30th September 2015
Maxime Alimi, senior economist at AXA Investment Managers, looks at the potential impact of Volkswagen (VW) scandal on the German economy…
The economic consequences are highly uncertain, and anything but negligible. The recent VW scandal sent immediate shockwaves into global financial markets, but the implications on the German economy may take longer to be felt. Assessing this impact runs into two major difficulties. First, the scope of the shock: it seems clear that VW will bear financial and reputation costs that will affect its prospects for a long time. However, is it just a shock to VW? Or is it a shock to the diesel technology in general? Will global consumers walk away from the entire German car industry? Or worse, is the whole ‘made in Germany’ brand under threat? Only time will tell what lasting changes this scandal will have initiated.
The second difficulty is measuring how this impact will be transmitted from the car industry to the wider economy. The automotive sector is central to the entire industrial sector and uses most other industries as suppliers, making amplification effects particularly pronounced. To begin understanding how to deal with these issues, we start from input-output tables that capture the relationships between sectors. Remarkably, in this way, we find a multiplier of 1.6 for the German car industry, meaning that any shock in that sector is amplified by 60%. Such an approach confirms how misleading it may be to just consider that the car industry accounts for less than 3% of the economy.

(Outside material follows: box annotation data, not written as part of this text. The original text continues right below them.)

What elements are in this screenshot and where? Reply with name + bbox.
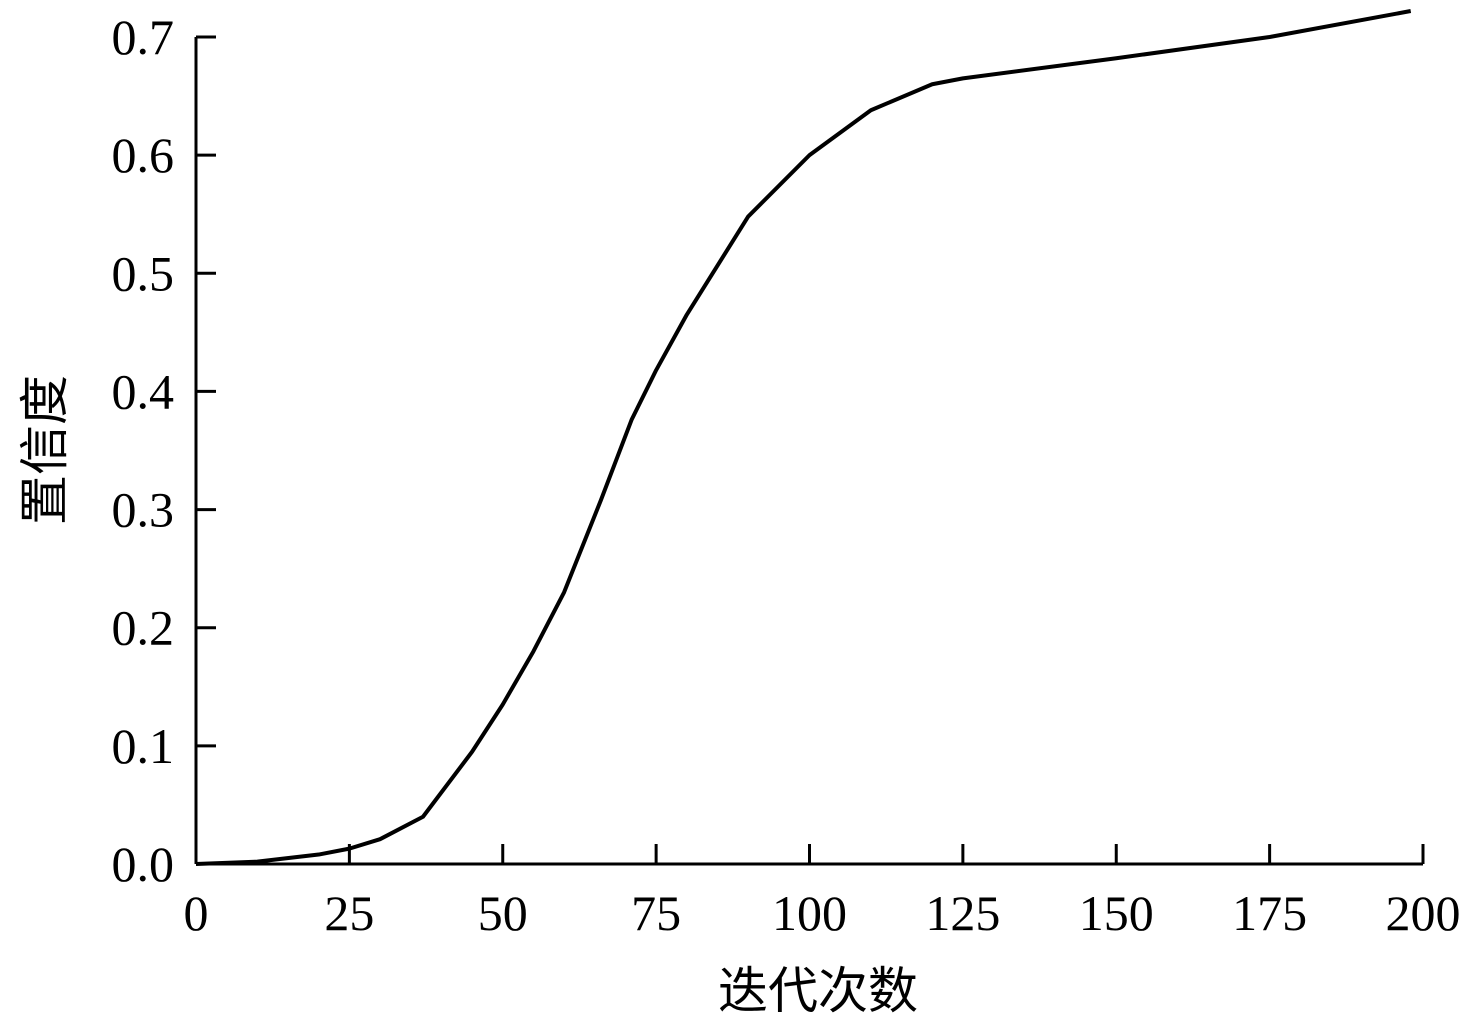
y-axis-label: 置信度: [17, 375, 73, 525]
x-tick-label: 125: [925, 885, 1000, 941]
x-tick-label: 150: [1079, 885, 1154, 941]
x-tick-label: 0: [184, 885, 209, 941]
y-tick-label: 0.7: [112, 9, 175, 65]
y-tick-label: 0.2: [112, 600, 175, 656]
y-tick-label: 0.4: [112, 363, 175, 419]
data-line: [195, 9, 1412, 866]
x-axis-label: 迭代次数: [718, 963, 918, 1019]
x-tick-label: 75: [631, 885, 681, 941]
y-tick-label: 0.6: [112, 127, 175, 183]
x-tick-label: 200: [1386, 885, 1461, 941]
x-tick-label: 50: [478, 885, 528, 941]
y-tick-label: 0.0: [112, 836, 175, 892]
y-tick-label: 0.1: [112, 718, 175, 774]
x-tick-label: 175: [1232, 885, 1307, 941]
x-tick-label: 100: [772, 885, 847, 941]
x-tick-label: 25: [324, 885, 374, 941]
y-tick-label: 0.3: [112, 482, 175, 538]
y-tick-label: 0.5: [112, 245, 175, 301]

We then envisage three theoretical scenarios:
1. A first ‘VW shock’ scenario implies a steep decline in VW sales in Germany and abroad (10% and 20% respectively), but a large share of the loss is channelled to other German carmakers. Unsurprisingly, this scenario remains benign to the German economy, amounting eventually to a loss worth 0.1% of GDP.
2. A second scenario simulates a ‘German car industry shock’ where the decline in demand for VW cars spreads to all German carmakers and only benefits foreign competitors. Such a scenario would amount to a negative shock of 0.4% of GDP.
3. Finally, a third ‘Made in Germany shock’ scenario implies that not only cars but also machinery equipment exports are affected. In that case, the shock to the economy will be much larger, at 1.1% of GDP (see below).
The scenario of a ‘diesel shock’, whereby consumers gradually move away from that technology and force a rapid adjustment from carmakers, is likely, in our view. This process should be accelerated by regulation, expected to tighten significantly by 2018-20. As more than 50% of current car sales in the European Union use diesel (source: ACEA), this shock will probably have a negative impact on the European car industry, either temporarily or permanently. But we choose to refrain from quantification given the large uncertainties about the speed and ability of European carmakers to adapt and maintain market share through alternative technologies (hybrid, electric).
Obviously the centrality of the car industry is not just a German feature. In Germany alone, about 25% of the sector’s inputs are imported. Neighbouring economies are therefore likely to feel the impact of a shock: top suppliers are France and the Czech Republic, closely followed by Austria and Spain. But German carmakers also have major suppliers in Italy, the UK, Hungary and Poland.
A final word of caution: the impact of the shock is not only uncertain in its magnitude, but also in its timing. What financial markets have priced over several days may only work its way through the economy over several years. Also, our numbers are likely to underestimate the true impact of the VW scandal for two reasons. First, they do not take into account the international spill-overs described above. Second, they ignore second-round effects due to possible job and income losses.